[BZOJ2724]蒲公英

题意：Luogu
就是区间众数，强制在线
题解：
先离散化，分块大小\(O(\sqrt{\frac{n}{\log n}})\)(我也不知道怎么来的)
设\(f[i][j]\)表示第\(i,j\)块（包括两端点）的众数，预处理一下
对每个数开一个\(vector\)表示有这个数的位置，来计算任意两点间这个数的出现次数
区间众数显然只能是块间众数或者两遍剩余的块中的某个数
略为卡常
复杂度:\(O(n\sqrt{n})\)

#include<bits/stdc++.h>
using namespace std;
#define maxn 100005
inline void read(int& x)
{
	x=0;char c=getchar();
	while(!isdigit(c)) c=getchar();
	while(isdigit(c)) x=x*10+c-'0',c=getchar();
}
int n, bsize;
int a[maxn], b[maxn], cnt[maxn], f[1005][1005], belong[maxn];
vector<int> ve[maxn];
inline void init()//块间预处理
{
	int mx, ans;
	register int i,j;
	for (i = 1; i <= belong[n]; ++i)
	{
		memset(cnt, 0, sizeof(cnt));
		mx = 0, ans = 0;
		for (j = (i - 1) * bsize + 1; j <= n; ++j)
		{
			++cnt[a[j]]; 
			if (cnt[a[j]] > mx || (cnt[a[j]] == mx && b[a[j]] < b[ans]))

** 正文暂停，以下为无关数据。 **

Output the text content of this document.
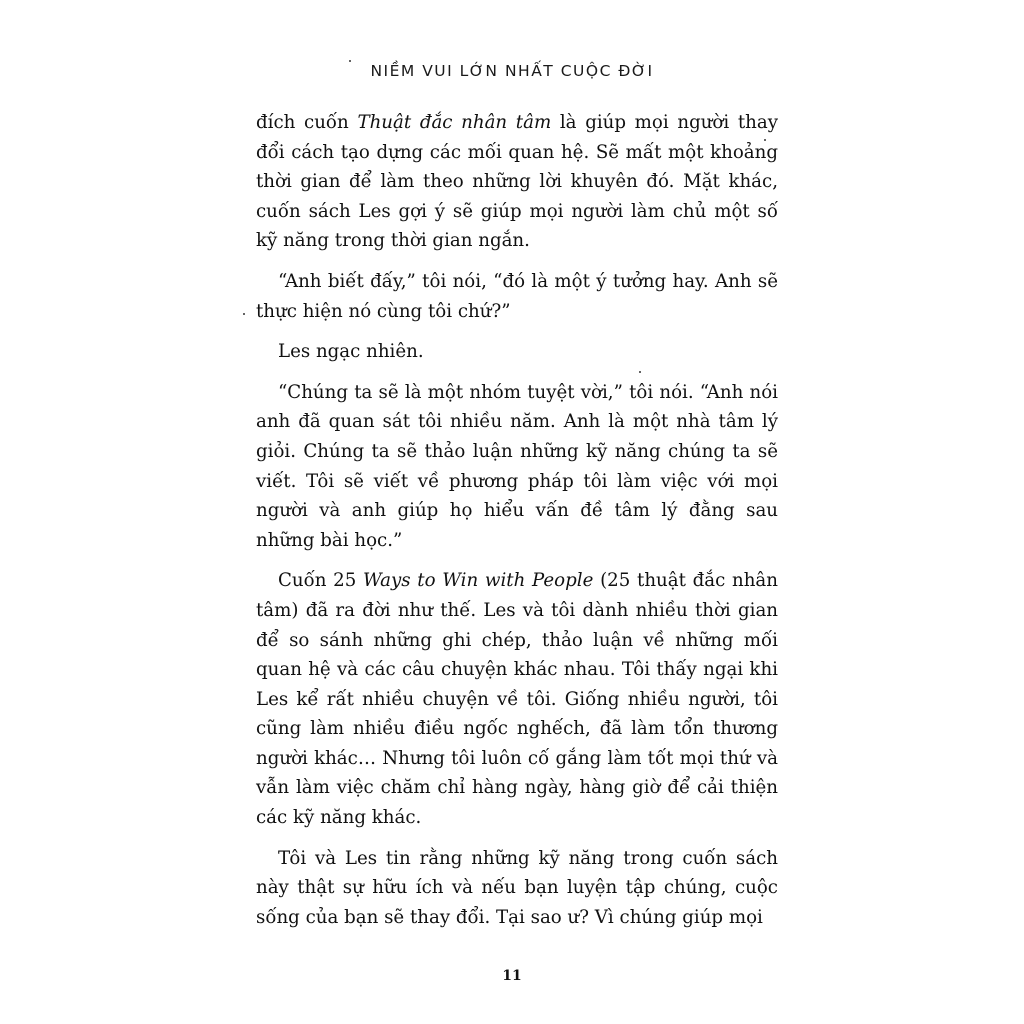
NIỀM VUI LỚN NHẤT CUỘC ĐỜI

đích cuốn Thuật đắc nhân tâm là giúp mọi người thay đổi cách tạo dựng các mối quan hệ. Sẽ mất một khoảng thời gian để làm theo những lời khuyên đó. Mặt khác, cuốn sách Les gợi ý sẽ giúp mọi người làm chủ một số kỹ năng trong thời gian ngắn.

“Anh biết đấy,” tôi nói, “đó là một ý tưởng hay. Anh sẽ thực hiện nó cùng tôi chứ?”

Les ngạc nhiên.

“Chúng ta sẽ là một nhóm tuyệt vời,” tôi nói. “Anh nói anh đã quan sát tôi nhiều năm. Anh là một nhà tâm lý giỏi. Chúng ta sẽ thảo luận những kỹ năng chúng ta sẽ viết. Tôi sẽ viết về phương pháp tôi làm việc với mọi người và anh giúp họ hiểu vấn đề tâm lý đằng sau những bài học.”

Cuốn 25 Ways to Win with People (25 thuật đắc nhân tâm) đã ra đời như thế. Les và tôi dành nhiều thời gian để so sánh những ghi chép, thảo luận về những mối quan hệ và các câu chuyện khác nhau. Tôi thấy ngại khi Les kể rất nhiều chuyện về tôi. Giống nhiều người, tôi cũng làm nhiều điều ngốc nghếch, đã làm tổn thương người khác… Nhưng tôi luôn cố gắng làm tốt mọi thứ và vẫn làm việc chăm chỉ hàng ngày, hàng giờ để cải thiện các kỹ năng khác.

Tôi và Les tin rằng những kỹ năng trong cuốn sách này thật sự hữu ích và nếu bạn luyện tập chúng, cuộc sống của bạn sẽ thay đổi. Tại sao ư? Vì chúng giúp mọi

11
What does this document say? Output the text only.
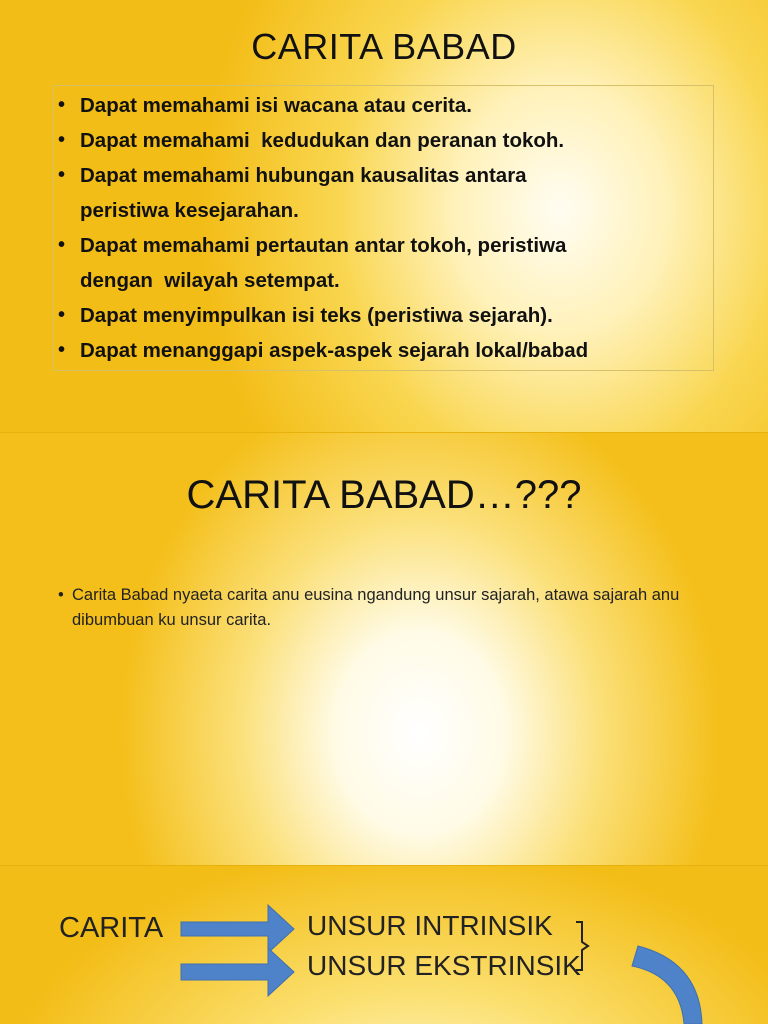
CARITA BABAD
• Dapat memahami isi wacana atau cerita.
• Dapat memahami  kedudukan dan peranan tokoh.
• Dapat memahami hubungan kausalitas antara
peristiwa kesejarahan.
• Dapat memahami pertautan antar tokoh, peristiwa
dengan  wilayah setempat.
• Dapat menyimpulkan isi teks (peristiwa sejarah).
• Dapat menanggapi aspek-aspek sejarah lokal/babad
CARITA BABAD…???
• Carita Babad nyaeta carita anu eusina ngandung unsur sajarah, atawa sajarah anu dibumbuan ku unsur carita.
CARITA	UNSUR INTRINSIK
UNSUR EKSTRINSIK
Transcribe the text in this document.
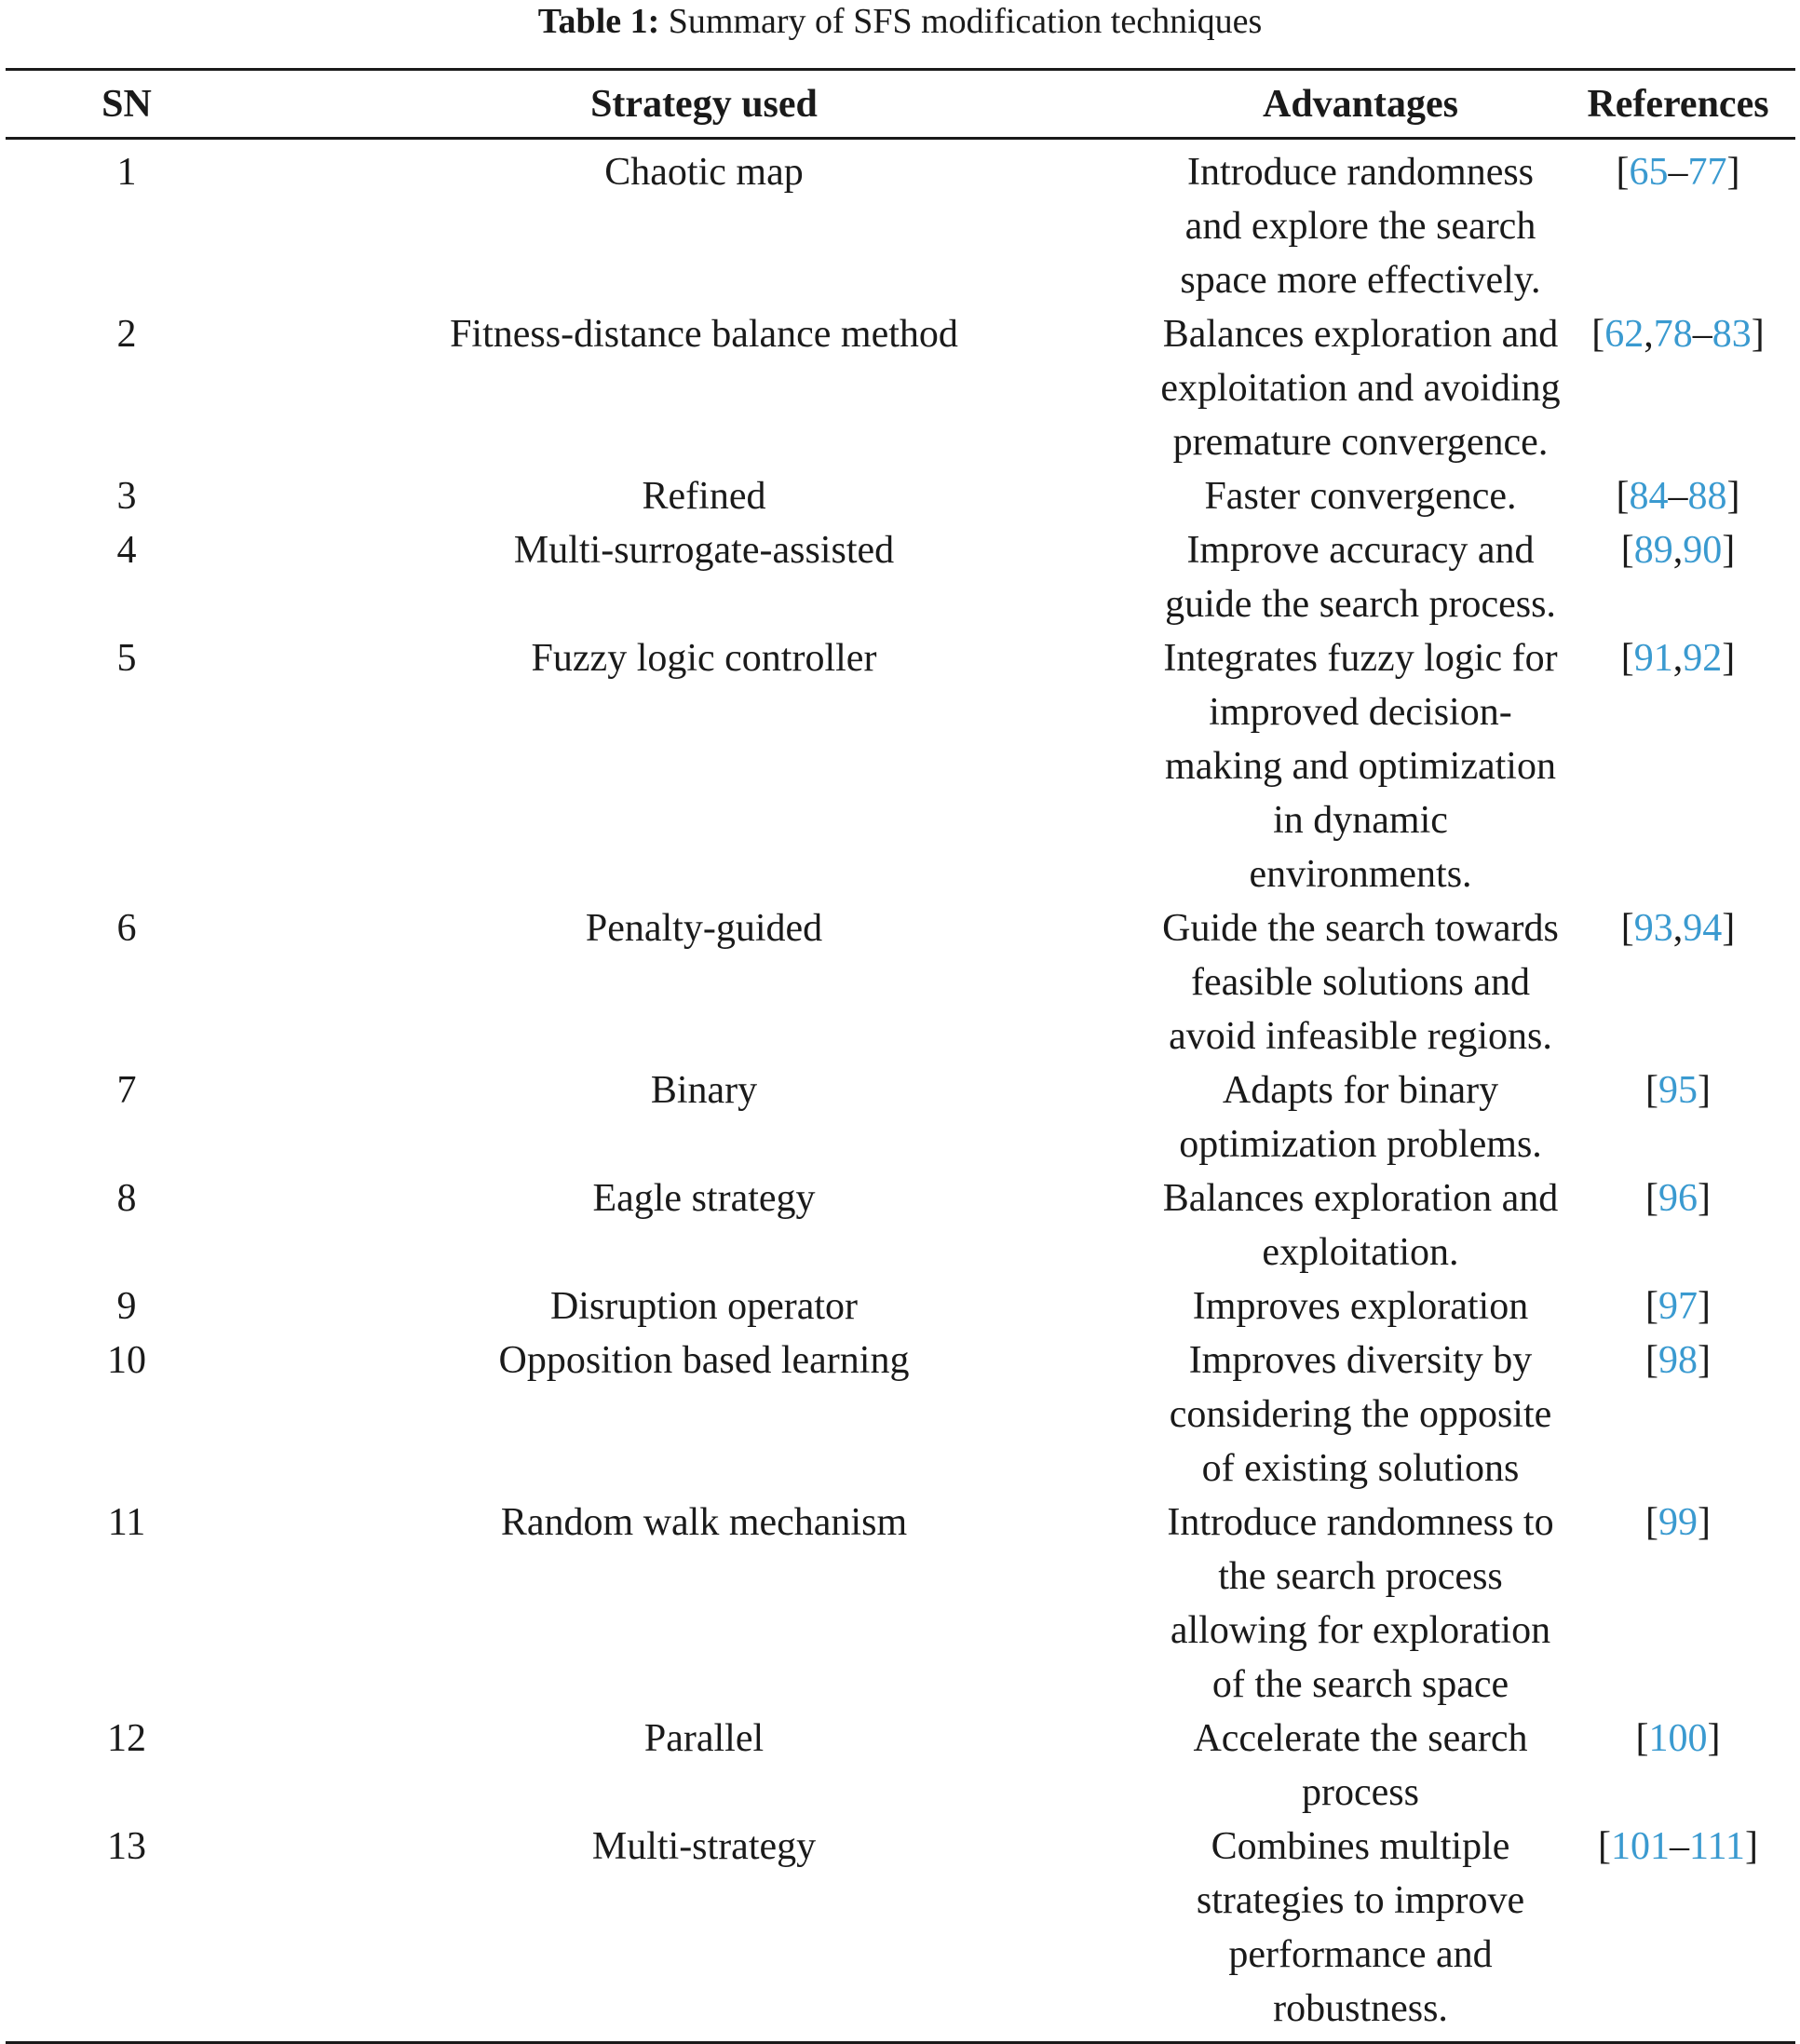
Table 1: Summary of SFS modification techniques
SN	Strategy used	Advantages	References
1	Chaotic map	Introduce randomness and explore the search space more effectively.	[65–77]
2	Fitness-distance balance method	Balances exploration and exploitation and avoiding premature convergence.	[62,78–83]
3	Refined	Faster convergence.	[84–88]
4	Multi-surrogate-assisted	Improve accuracy and guide the search process.	[89,90]
5	Fuzzy logic controller	Integrates fuzzy logic for improved decision-making and optimization in dynamic environments.	[91,92]
6	Penalty-guided	Guide the search towards feasible solutions and avoid infeasible regions.	[93,94]
7	Binary	Adapts for binary optimization problems.	[95]
8	Eagle strategy	Balances exploration and exploitation.	[96]
9	Disruption operator	Improves exploration	[97]
10	Opposition based learning	Improves diversity by considering the opposite of existing solutions	[98]
11	Random walk mechanism	Introduce randomness to the search process allowing for exploration of the search space	[99]
12	Parallel	Accelerate the search process	[100]
13	Multi-strategy	Combines multiple strategies to improve performance and robustness.	[101–111]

				mx = cnt[a[j]], ans = a[j];
			f[i][belong[j]] = ans;
		}
	}
	for (i = 1; i <= n; ++i)//存位置
		ve[a[i]].push_back(i);
}
inline int query2(int l, int r, int k)//求k在[l,r]内出现了多少次
{
	return upper_bound(ve[k].begin(), ve[k].end(), r) - lower_bound(ve[k].begin(), ve[k].end(), l);
}
inline int query(int fr, int to)
{
	int ans, mx, tmp;
	register int i;
	ans = f[belong[fr] + 1][belong[to] - 1];//块间
	mx = query2(fr, to, ans);//块间众数出现次数
	for (i = fr; i <= min(to, belong[fr] * bsize); ++i)
	{
		tmp = query2(fr, to, a[i]);
		if (tmp > mx || (tmp == mx && b[a[i]] < b[ans]))
			mx = tmp, ans = a[i];
	}
	if (belong[fr] ^ belong[to])//if(belong[fr] != belong[to])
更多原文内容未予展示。